The service is also working to upgrade the Osprey’s ramp-mounted machine gun to a .50 caliber version from its current M240 7.62mm machine gun.

The Osprey, Trautman boasts, will redefine the Afghan battle space where Leathernecks tangle with insurgent and Taliban forces in small units separated by 8,000-foot snow-capped mountains and vast rocky badlands.

“We’re incredibly confident [that] having the Osprey in that environment is going to pay dividends for our forces, and that’s why we are intently focused on getting the aircraft into that theater,” he said during an interview with military bloggers.

Trautman said the Corps’ aim is to deploy a handful of RGS detachable mission kits armed with surveillance capabilities on an MV-22 squadron bound for Afghanistan’s harsh environment this fall.

Thousands of Marines are expected to join in the increased American troop presence in Afghanistan following President Barack Obama’s call for 10,000 more boots and rifles to wrest control from a resurgent Taliban.

Trautman’s announcement follows the completion of months of testing by the Air Force Special Operations Command on the BAE Systems’ mission kits, which now gives the aircraft what many critics said it lacked from the beginning: an all-quadrant gun.

Both AFSOC and the Corps hope the new weapons package will enhance an aircraft that Trautman described as “marvelously successful” after 19 months in Iraq.

“The performance thus far tells us that the aircraft completed every assigned mission and it did so flying faster, farther and with safer flight profiles than any other assault aircraft in the history of military operations,” Trautman said.

Dogged by controversy and fatalities during its decades-long development and testing, the Osprey has apparently emerged tougher and smarter for its trials and is delivering Marines significant advantages over its predecessor in the CH-46 Sea Knight. And the new kit will now silence critics who have long called for an all-quadrant weapon for the aircraft.

“There’s a reason we haven’t put an all-aspect weapon on the Osprey in the last decade,” Trautman said. “It’s a tough technical challenge… and has taken us a while to figure it out in an affordable way.”

Trautman acknowledged that readiness issues brought on by environmental factors – fine Iraqi dust – hampered the Osprey’s three combat tours in Iraq, but he said a refined system should help ensure replacements are in place downrange when critical components fail.

In Afghanistan, the Osprey’s Gatling gun will join another new detachable weapons package as the Corps plans to introduce a slightly different weapons portfolio to its KC-130J Super Hercules refueler-transports.
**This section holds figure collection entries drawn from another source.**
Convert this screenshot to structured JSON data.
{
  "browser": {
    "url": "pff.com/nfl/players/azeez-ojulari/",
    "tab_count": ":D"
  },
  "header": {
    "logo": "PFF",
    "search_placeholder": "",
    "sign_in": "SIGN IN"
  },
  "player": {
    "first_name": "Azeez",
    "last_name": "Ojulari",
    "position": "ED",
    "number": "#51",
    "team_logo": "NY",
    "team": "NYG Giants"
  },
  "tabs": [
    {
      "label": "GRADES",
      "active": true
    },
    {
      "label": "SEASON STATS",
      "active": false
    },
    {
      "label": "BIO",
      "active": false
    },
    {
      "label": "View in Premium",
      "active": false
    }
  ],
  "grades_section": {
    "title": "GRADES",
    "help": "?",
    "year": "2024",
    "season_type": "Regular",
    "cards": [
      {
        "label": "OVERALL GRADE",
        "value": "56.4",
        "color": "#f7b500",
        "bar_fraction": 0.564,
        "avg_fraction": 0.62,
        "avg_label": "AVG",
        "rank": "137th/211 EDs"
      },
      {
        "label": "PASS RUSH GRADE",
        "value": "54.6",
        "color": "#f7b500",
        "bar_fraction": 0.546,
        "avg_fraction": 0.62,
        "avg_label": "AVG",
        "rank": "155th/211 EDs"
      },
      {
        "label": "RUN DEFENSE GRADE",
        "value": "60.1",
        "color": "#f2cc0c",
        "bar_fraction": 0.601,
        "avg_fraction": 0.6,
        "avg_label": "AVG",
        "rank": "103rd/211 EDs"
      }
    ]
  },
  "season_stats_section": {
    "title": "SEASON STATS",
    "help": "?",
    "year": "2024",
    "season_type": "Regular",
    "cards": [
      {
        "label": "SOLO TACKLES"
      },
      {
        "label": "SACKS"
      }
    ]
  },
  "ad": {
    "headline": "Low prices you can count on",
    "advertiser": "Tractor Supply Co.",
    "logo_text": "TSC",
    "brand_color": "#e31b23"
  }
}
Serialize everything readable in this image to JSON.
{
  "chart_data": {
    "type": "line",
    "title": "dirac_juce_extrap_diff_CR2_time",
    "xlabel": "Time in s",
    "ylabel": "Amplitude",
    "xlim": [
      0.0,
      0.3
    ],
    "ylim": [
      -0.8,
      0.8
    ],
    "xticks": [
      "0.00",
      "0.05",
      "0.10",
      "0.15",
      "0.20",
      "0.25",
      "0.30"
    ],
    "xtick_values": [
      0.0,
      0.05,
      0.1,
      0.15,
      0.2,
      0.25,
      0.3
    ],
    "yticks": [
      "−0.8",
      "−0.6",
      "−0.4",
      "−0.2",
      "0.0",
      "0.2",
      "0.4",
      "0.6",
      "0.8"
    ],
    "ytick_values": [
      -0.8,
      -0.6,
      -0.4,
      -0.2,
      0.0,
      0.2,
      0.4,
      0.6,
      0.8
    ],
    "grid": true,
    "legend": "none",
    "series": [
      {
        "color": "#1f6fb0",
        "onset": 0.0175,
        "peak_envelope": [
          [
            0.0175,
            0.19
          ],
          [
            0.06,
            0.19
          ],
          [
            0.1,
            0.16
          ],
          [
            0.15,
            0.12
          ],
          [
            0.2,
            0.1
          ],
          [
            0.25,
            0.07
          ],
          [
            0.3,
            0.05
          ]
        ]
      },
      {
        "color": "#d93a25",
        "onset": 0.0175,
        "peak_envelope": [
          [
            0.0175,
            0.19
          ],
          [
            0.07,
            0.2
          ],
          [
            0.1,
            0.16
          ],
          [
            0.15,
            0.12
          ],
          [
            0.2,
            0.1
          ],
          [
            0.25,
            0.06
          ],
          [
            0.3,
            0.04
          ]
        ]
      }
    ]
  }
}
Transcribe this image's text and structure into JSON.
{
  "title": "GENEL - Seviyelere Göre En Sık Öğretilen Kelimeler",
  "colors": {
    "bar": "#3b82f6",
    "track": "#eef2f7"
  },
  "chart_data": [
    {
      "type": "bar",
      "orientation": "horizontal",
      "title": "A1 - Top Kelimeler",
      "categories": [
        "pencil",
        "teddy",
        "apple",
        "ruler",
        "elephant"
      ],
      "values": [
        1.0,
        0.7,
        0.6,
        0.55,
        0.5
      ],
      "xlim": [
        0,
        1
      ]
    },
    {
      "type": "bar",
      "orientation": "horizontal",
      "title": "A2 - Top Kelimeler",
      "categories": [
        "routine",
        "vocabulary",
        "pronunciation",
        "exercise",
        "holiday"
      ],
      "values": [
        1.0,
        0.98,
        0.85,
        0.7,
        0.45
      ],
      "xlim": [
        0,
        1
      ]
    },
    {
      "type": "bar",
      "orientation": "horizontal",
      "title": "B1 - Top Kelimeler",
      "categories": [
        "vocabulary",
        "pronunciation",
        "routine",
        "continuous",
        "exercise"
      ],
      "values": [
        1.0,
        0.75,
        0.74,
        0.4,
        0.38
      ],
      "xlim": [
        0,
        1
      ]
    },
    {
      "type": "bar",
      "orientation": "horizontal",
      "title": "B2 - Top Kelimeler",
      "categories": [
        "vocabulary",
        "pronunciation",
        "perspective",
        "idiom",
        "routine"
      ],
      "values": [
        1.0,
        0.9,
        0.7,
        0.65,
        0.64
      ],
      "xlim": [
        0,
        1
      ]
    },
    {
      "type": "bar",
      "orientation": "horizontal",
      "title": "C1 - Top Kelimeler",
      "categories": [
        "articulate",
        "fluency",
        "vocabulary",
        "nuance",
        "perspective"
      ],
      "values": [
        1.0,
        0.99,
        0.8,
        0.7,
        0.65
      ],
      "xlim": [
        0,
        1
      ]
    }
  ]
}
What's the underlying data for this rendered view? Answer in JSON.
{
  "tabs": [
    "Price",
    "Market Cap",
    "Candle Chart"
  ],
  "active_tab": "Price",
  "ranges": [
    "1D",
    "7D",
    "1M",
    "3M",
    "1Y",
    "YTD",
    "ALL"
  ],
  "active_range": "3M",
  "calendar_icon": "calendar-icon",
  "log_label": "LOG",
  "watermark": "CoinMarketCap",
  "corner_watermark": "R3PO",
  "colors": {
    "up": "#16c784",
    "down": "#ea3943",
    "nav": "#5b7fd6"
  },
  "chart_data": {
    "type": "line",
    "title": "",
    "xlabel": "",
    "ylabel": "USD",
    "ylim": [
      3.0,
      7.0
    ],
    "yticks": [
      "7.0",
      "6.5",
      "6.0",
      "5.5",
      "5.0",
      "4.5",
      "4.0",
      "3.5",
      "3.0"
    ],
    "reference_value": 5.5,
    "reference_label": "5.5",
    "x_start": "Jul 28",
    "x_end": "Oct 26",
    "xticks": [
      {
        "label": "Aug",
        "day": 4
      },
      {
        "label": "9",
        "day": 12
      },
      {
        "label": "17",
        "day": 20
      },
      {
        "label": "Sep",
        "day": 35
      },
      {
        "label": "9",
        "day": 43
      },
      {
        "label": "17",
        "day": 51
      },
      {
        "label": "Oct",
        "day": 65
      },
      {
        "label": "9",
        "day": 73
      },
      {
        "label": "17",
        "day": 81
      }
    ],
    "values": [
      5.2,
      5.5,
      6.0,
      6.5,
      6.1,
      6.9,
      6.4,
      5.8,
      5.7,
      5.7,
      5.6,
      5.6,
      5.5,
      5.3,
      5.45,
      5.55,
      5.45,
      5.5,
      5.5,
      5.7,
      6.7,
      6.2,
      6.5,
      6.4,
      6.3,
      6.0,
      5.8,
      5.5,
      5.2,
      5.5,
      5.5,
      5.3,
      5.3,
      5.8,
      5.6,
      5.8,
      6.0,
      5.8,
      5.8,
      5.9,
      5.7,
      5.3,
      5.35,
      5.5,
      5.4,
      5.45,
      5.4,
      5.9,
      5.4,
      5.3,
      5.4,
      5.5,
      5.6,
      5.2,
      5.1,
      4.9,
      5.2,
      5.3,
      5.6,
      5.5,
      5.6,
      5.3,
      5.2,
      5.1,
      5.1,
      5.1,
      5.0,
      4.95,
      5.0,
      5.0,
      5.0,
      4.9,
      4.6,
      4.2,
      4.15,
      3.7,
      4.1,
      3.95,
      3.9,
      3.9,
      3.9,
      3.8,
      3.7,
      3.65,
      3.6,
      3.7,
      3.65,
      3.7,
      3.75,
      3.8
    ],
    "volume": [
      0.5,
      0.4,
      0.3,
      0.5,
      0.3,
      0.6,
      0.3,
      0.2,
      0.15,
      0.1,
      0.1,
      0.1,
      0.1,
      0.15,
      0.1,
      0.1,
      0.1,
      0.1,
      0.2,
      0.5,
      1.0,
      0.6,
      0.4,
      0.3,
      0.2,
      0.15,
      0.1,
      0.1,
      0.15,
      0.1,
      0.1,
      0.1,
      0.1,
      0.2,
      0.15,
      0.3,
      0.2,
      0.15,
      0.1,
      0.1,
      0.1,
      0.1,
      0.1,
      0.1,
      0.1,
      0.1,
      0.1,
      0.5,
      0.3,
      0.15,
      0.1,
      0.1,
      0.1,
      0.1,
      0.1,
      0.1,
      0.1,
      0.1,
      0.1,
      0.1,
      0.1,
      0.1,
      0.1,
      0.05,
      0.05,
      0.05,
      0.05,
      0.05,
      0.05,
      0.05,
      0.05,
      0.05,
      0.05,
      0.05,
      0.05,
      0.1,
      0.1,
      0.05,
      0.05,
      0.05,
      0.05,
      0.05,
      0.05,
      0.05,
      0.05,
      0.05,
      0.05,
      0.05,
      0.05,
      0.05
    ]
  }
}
Dubbed Harvest Hawk, the KC-130J may incorporate up to three weapons as well as a sophisticated surveillance system. The Corps is exploring including four wing-based Hellfire missiles, rear ramp-based precision munitions and a paratroop door-positioned cannon to the aircraft.

Both the MV-22 and KC-130J weapons packages are roll-on/roll-off kits that can be affixed to the aircraft in upwards of six hours. They are both manned by a dedicated crewman positioned in the rear of the cabin who operates a fire-control system that combines the video feeds and weapons control.

Trautman said the weapons portfolio will be used much like a helicopter crew, in which the pilot spots a target and talks the fire-control operator onto the target.

Trautman expects the speed and range of the MV-22 will help “turn Texas into Rhode Island” for Marine commanders in Afghanistan’s vast expanses, much like the Osprey did in Iraq.